The Business Process Framework model consists of processes at 5 levels:
- Strategy,
- Network Operations,
- Level-2,
- Level-3,
- Level-4.
These levels form a hierarchy, with each level encapsulating a group of processes at the next level of detail.

=== Rows and columns ===
The graphic representation of a Business Process Framework (eTOM) model consists of rows and columns, the intersections of which denote specific business processes.
- The top row includes customer facing activities such as marketing,
- While the bottom row includes supplier facing and support activities.
In this manner the Business Process Framework map covers the whole value chain. The map also indicates the interaction between processes.

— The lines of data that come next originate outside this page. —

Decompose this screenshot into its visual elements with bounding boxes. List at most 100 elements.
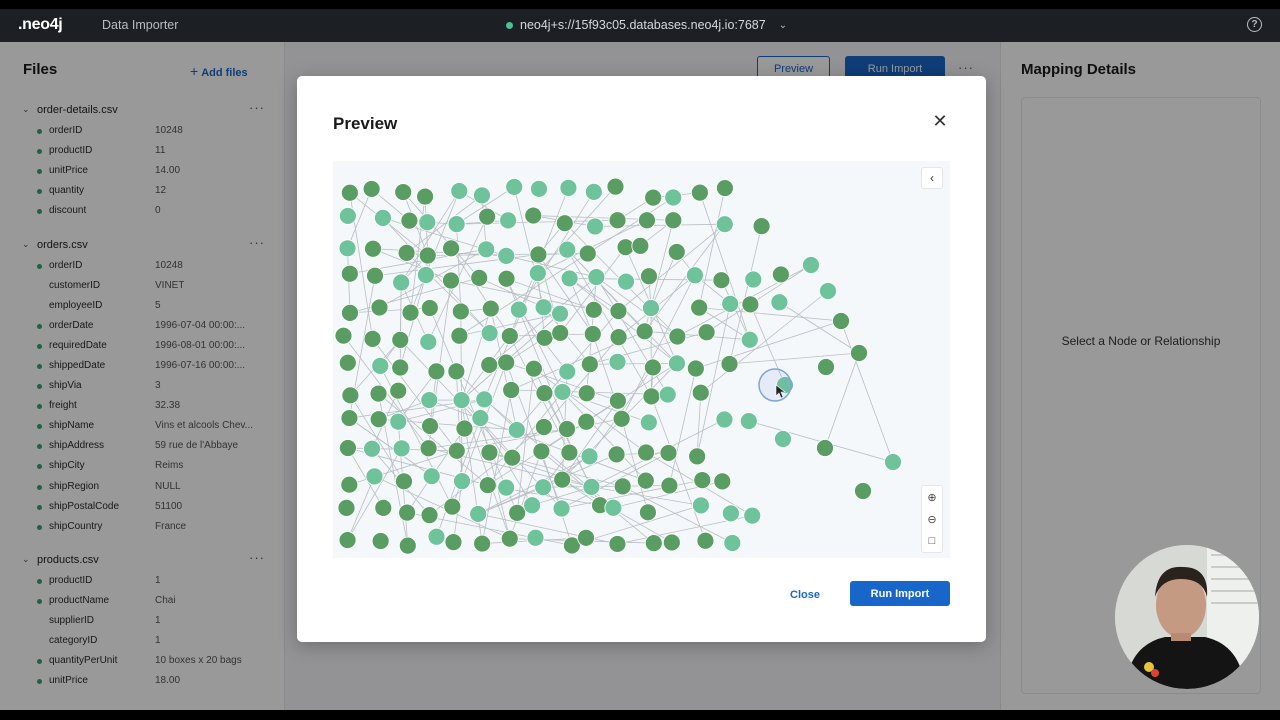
graph-node[interactable] bbox=[400, 211, 419, 230]
graph-node[interactable] bbox=[668, 327, 687, 346]
graph-node[interactable] bbox=[560, 269, 579, 288]
graph-node[interactable] bbox=[558, 240, 577, 259]
graph-node[interactable] bbox=[696, 531, 715, 550]
graph-node[interactable] bbox=[481, 299, 500, 318]
graph-node[interactable] bbox=[582, 477, 601, 496]
graph-node[interactable] bbox=[389, 412, 408, 431]
graph-node[interactable] bbox=[509, 300, 528, 319]
graph-node[interactable] bbox=[418, 246, 437, 265]
graph-node[interactable] bbox=[391, 330, 410, 349]
graph-node[interactable] bbox=[530, 179, 548, 198]
graph-node[interactable] bbox=[473, 186, 491, 205]
graph-node[interactable] bbox=[884, 453, 902, 471]
graph-node[interactable] bbox=[507, 421, 526, 439]
graph-node[interactable] bbox=[365, 467, 384, 486]
graph-node[interactable] bbox=[667, 243, 686, 261]
graph-node[interactable] bbox=[499, 211, 518, 230]
graph-node[interactable] bbox=[374, 498, 393, 517]
graph-node[interactable] bbox=[716, 179, 734, 197]
graph-node[interactable] bbox=[417, 266, 435, 284]
graph-node[interactable] bbox=[500, 327, 519, 345]
graph-node[interactable] bbox=[401, 303, 420, 322]
graph-node[interactable] bbox=[690, 298, 709, 317]
graph-node[interactable] bbox=[713, 472, 732, 491]
graph-node[interactable] bbox=[453, 472, 471, 491]
graph-node[interactable] bbox=[471, 409, 490, 427]
graph-relationship[interactable] bbox=[699, 192, 751, 340]
graph-node[interactable] bbox=[607, 445, 626, 464]
graph-node[interactable] bbox=[369, 410, 388, 429]
graph-node[interactable] bbox=[637, 443, 655, 462]
graph-node[interactable] bbox=[427, 362, 446, 381]
graph-relationship[interactable] bbox=[840, 320, 894, 463]
graph-node[interactable] bbox=[577, 528, 595, 547]
graph-node[interactable] bbox=[526, 528, 545, 547]
graph-node[interactable] bbox=[455, 419, 474, 438]
graph-node[interactable] bbox=[578, 244, 597, 263]
graph-node[interactable] bbox=[442, 271, 460, 290]
graph-node[interactable] bbox=[644, 534, 663, 553]
close-button[interactable]: Close bbox=[777, 583, 833, 607]
graph-node[interactable] bbox=[635, 322, 654, 341]
graph-node[interactable] bbox=[338, 239, 357, 258]
graph-node[interactable] bbox=[443, 497, 462, 516]
graph-node[interactable] bbox=[473, 534, 492, 553]
graph-node[interactable] bbox=[606, 177, 625, 196]
graph-node[interactable] bbox=[497, 246, 516, 265]
graph-node[interactable] bbox=[712, 271, 731, 290]
graph-node[interactable] bbox=[686, 266, 704, 285]
graph-node[interactable] bbox=[418, 213, 437, 232]
graph-node[interactable] bbox=[391, 358, 410, 377]
graph-node[interactable] bbox=[529, 245, 548, 264]
graph-node[interactable] bbox=[586, 217, 604, 236]
graph-node[interactable] bbox=[535, 328, 554, 347]
graph-node[interactable] bbox=[584, 182, 603, 201]
graph-node[interactable] bbox=[555, 214, 574, 233]
graph-node[interactable] bbox=[503, 448, 522, 467]
graph-node[interactable] bbox=[553, 383, 572, 401]
graph-node[interactable] bbox=[819, 282, 837, 300]
graph-node[interactable] bbox=[692, 496, 710, 515]
graph-relationship[interactable] bbox=[668, 368, 697, 486]
graph-node[interactable] bbox=[363, 439, 381, 458]
graph-node[interactable] bbox=[643, 358, 662, 377]
graph-node[interactable] bbox=[392, 273, 411, 292]
graph-node[interactable] bbox=[469, 505, 488, 523]
collapse-panel-icon[interactable]: ‹ bbox=[921, 167, 943, 189]
graph-node[interactable] bbox=[850, 344, 868, 362]
graph-node[interactable] bbox=[442, 239, 460, 258]
graph-node[interactable] bbox=[715, 215, 734, 234]
graph-node[interactable] bbox=[617, 272, 635, 291]
graph-node[interactable] bbox=[686, 359, 705, 378]
graph-node[interactable] bbox=[374, 208, 392, 227]
graph-canvas[interactable] bbox=[333, 161, 950, 558]
graph-relationship[interactable] bbox=[347, 448, 402, 541]
graph-node[interactable] bbox=[723, 534, 742, 552]
graph-node[interactable] bbox=[389, 381, 408, 400]
graph-node[interactable] bbox=[691, 383, 710, 402]
graph-node[interactable] bbox=[639, 503, 657, 522]
graph-node[interactable] bbox=[854, 482, 872, 500]
graph-node[interactable] bbox=[478, 207, 497, 226]
graph-node[interactable] bbox=[817, 358, 835, 376]
graph-node[interactable] bbox=[362, 180, 381, 198]
graph-node[interactable] bbox=[337, 498, 356, 517]
graph-relationship[interactable] bbox=[699, 307, 842, 322]
graph-relationship[interactable] bbox=[566, 249, 652, 397]
connection-selector[interactable]: neo4j+s://15f93c05.databases.neo4j.io:76… bbox=[506, 18, 787, 32]
graph-node[interactable] bbox=[770, 293, 789, 312]
graph-node[interactable] bbox=[609, 302, 628, 320]
graph-node[interactable] bbox=[450, 326, 469, 345]
graph-node[interactable] bbox=[451, 302, 470, 321]
graph-node[interactable] bbox=[659, 444, 678, 462]
graph-relationship[interactable] bbox=[459, 253, 588, 337]
graph-node[interactable] bbox=[664, 188, 683, 207]
run-import-button[interactable]: Run Import bbox=[850, 581, 950, 606]
graph-node[interactable] bbox=[398, 503, 417, 522]
graph-node[interactable] bbox=[535, 384, 554, 403]
graph-node[interactable] bbox=[612, 409, 631, 428]
graph-node[interactable] bbox=[552, 499, 571, 518]
graph-node[interactable] bbox=[534, 478, 553, 497]
graph-node[interactable] bbox=[720, 355, 739, 373]
graph-node[interactable] bbox=[616, 238, 635, 257]
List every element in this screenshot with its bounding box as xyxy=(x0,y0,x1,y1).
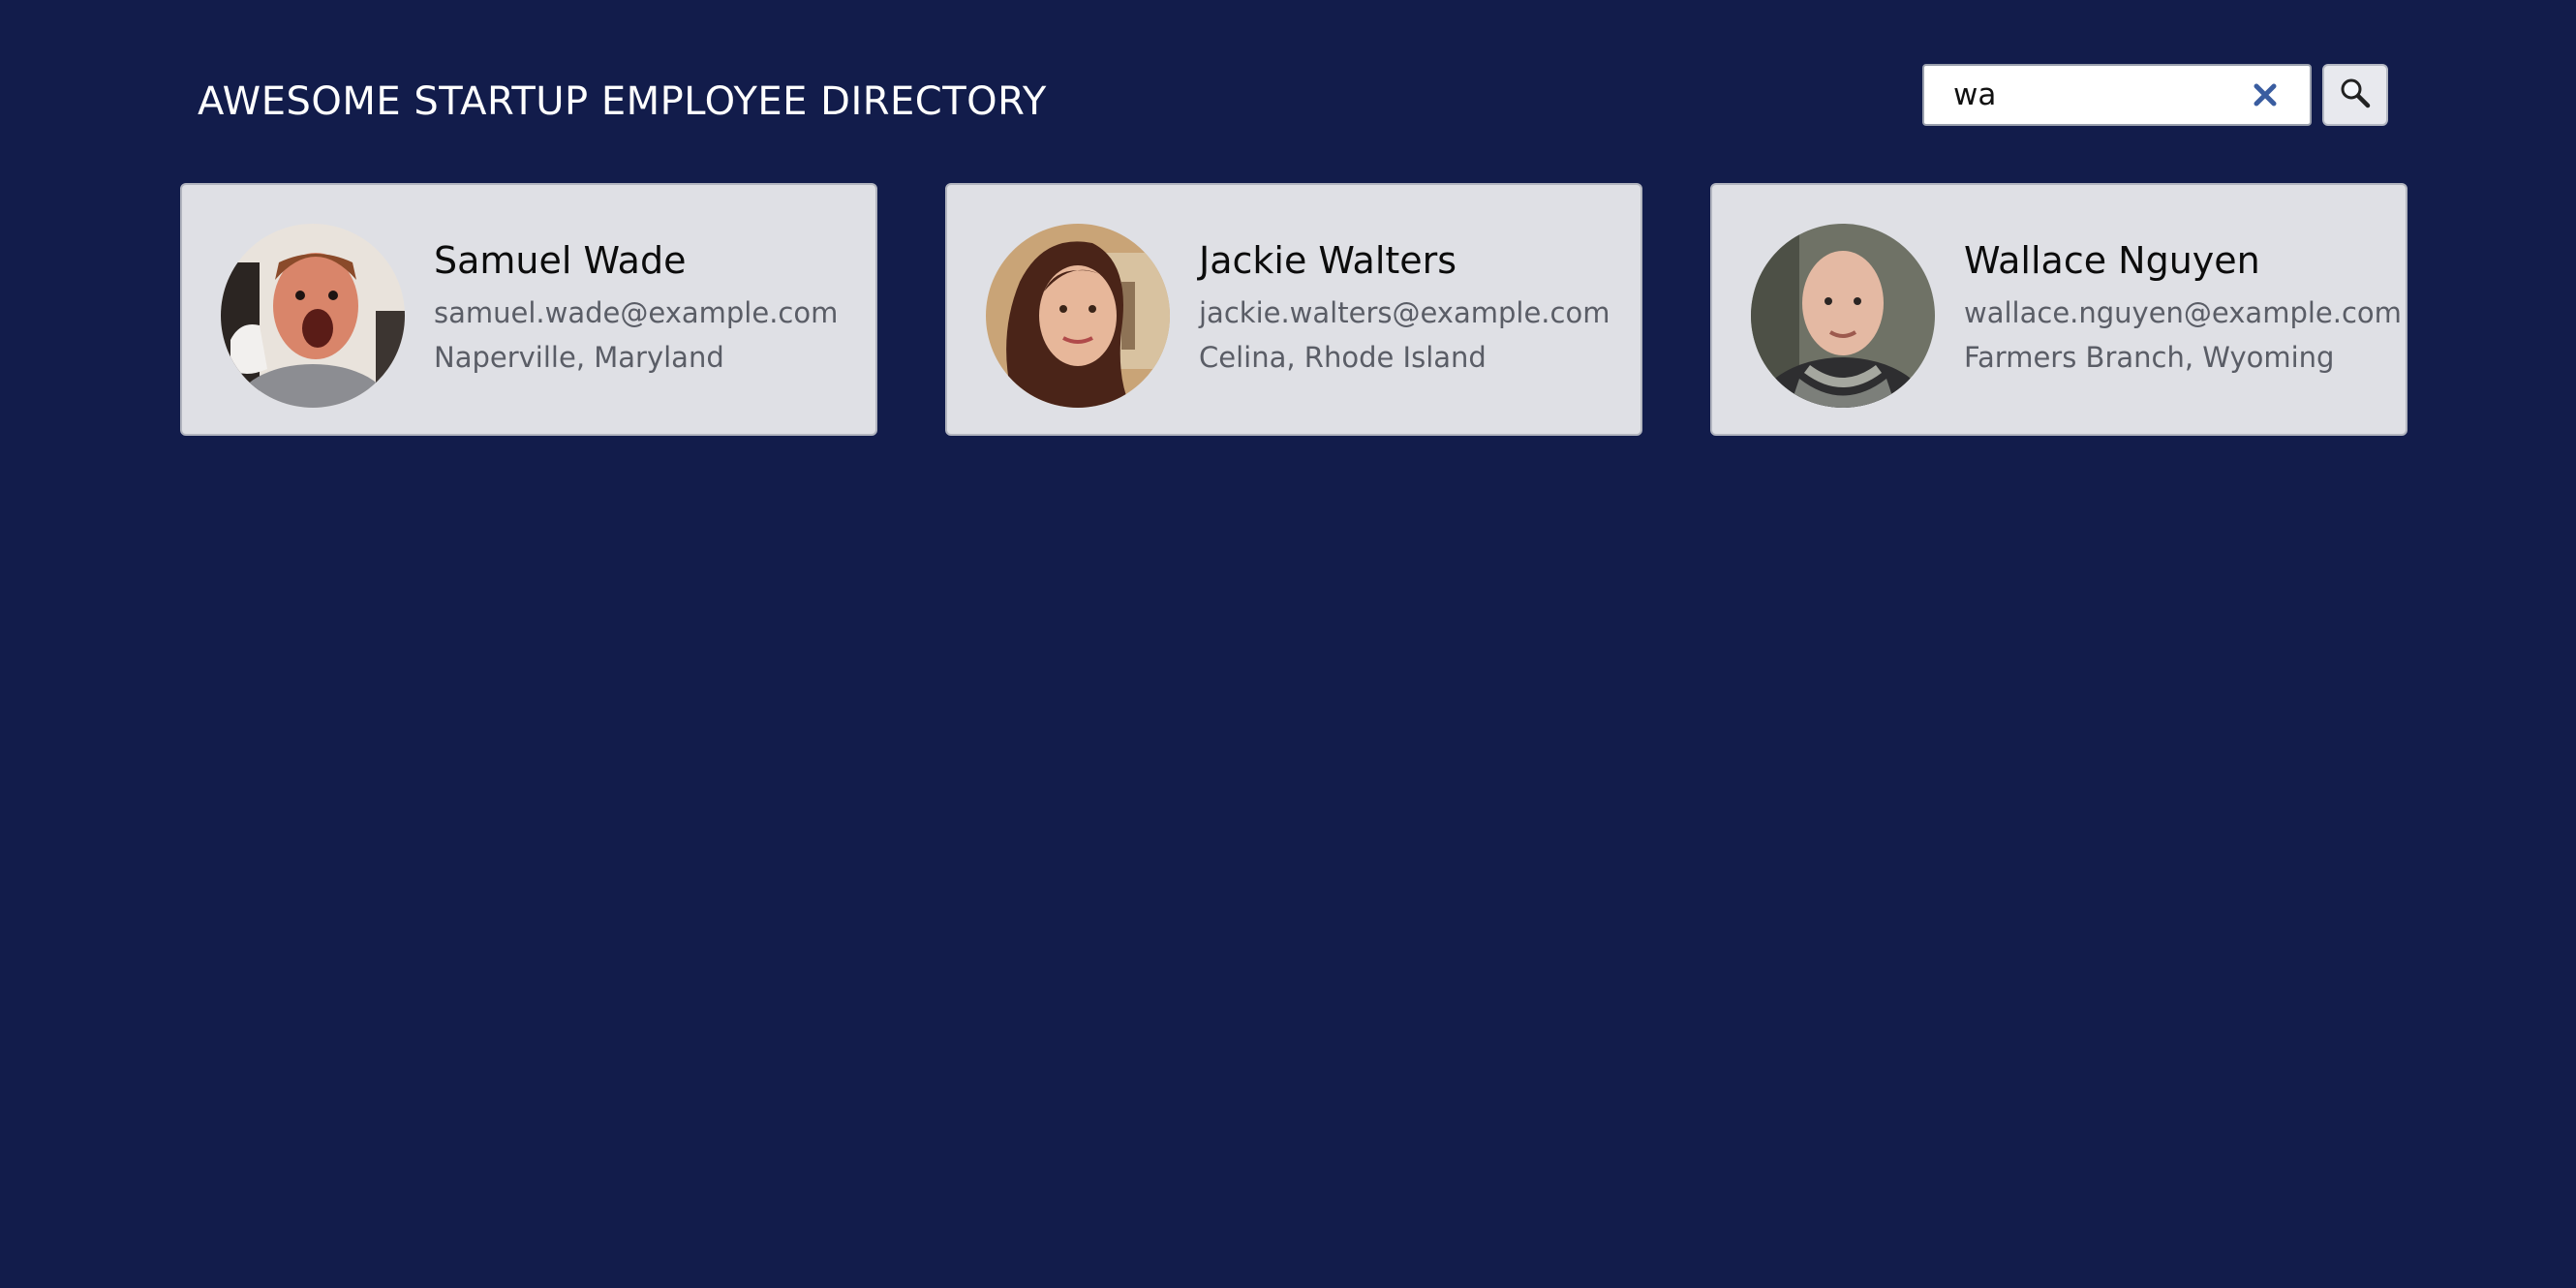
employee-email: wallace.nguyen@example.com xyxy=(1964,296,2402,329)
avatar xyxy=(986,224,1170,408)
search-button[interactable] xyxy=(2322,64,2388,126)
employee-email: samuel.wade@example.com xyxy=(434,296,839,329)
close-icon[interactable] xyxy=(2248,77,2283,112)
avatar xyxy=(221,224,405,408)
avatar xyxy=(1751,224,1935,408)
employee-card[interactable]: Jackie Walters jackie.walters@example.co… xyxy=(945,183,1642,436)
search-input[interactable] xyxy=(1953,66,2234,124)
employee-location: Farmers Branch, Wyoming xyxy=(1964,341,2335,374)
employee-location: Naperville, Maryland xyxy=(434,341,724,374)
employee-card[interactable]: Samuel Wade samuel.wade@example.com Nape… xyxy=(180,183,877,436)
employee-location: Celina, Rhode Island xyxy=(1199,341,1487,374)
search-box xyxy=(1922,64,2312,126)
employee-name: Jackie Walters xyxy=(1199,239,1457,282)
search-icon xyxy=(2338,76,2373,114)
employee-name: Wallace Nguyen xyxy=(1964,239,2260,282)
employee-name: Samuel Wade xyxy=(434,239,687,282)
employee-card[interactable]: Wallace Nguyen wallace.nguyen@example.co… xyxy=(1710,183,2407,436)
page-title: AWESOME STARTUP EMPLOYEE DIRECTORY xyxy=(198,79,1047,124)
employee-email: jackie.walters@example.com xyxy=(1199,296,1610,329)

=== Three broad sections ===
Business Process Framework (eTOM) processes fall into three major process areas,
- "Strategy, Infrastructure & Product",
- "Operations", and
- "Enterprise Management",
- Strategy, Infrastructure & Product
- Columns
 Strategy and Commit, Infrastructure Lifecycle Management and Product Lifecycle Management
- Rows
 Marketing & Offer Management, Service Development & Management, Resource Development & Management and Supply Chain Development & Management

- Operations
- Columns
 Operations Support & Readiness, Fulfillment, Assurance and Billing
- Rows
- Relationship Management, Service Management & Operations, Resource Management & Operations and Supplier/Partner
- Relationship Management.

== Other standards ==
- ITIL is an analogous standard or framework for best practices in information technology.
- Both of these frameworks are part of Total Quality Management, in which industries have, since 1950, formalized their business processes and metrics in search of higher quality, fewer defects, and greater efficiency.
- ISO 9000 is another of these "process and results improvement" standards, but it is far more generic than either Business Process Framework or ITIL.
- Business Process Framework has been adopted by the ITU-T as a Recommendation and published in the M.3050.x series.
- OpenReference is a business process framework developed for product and service businesses and includes processes, metrics and practices.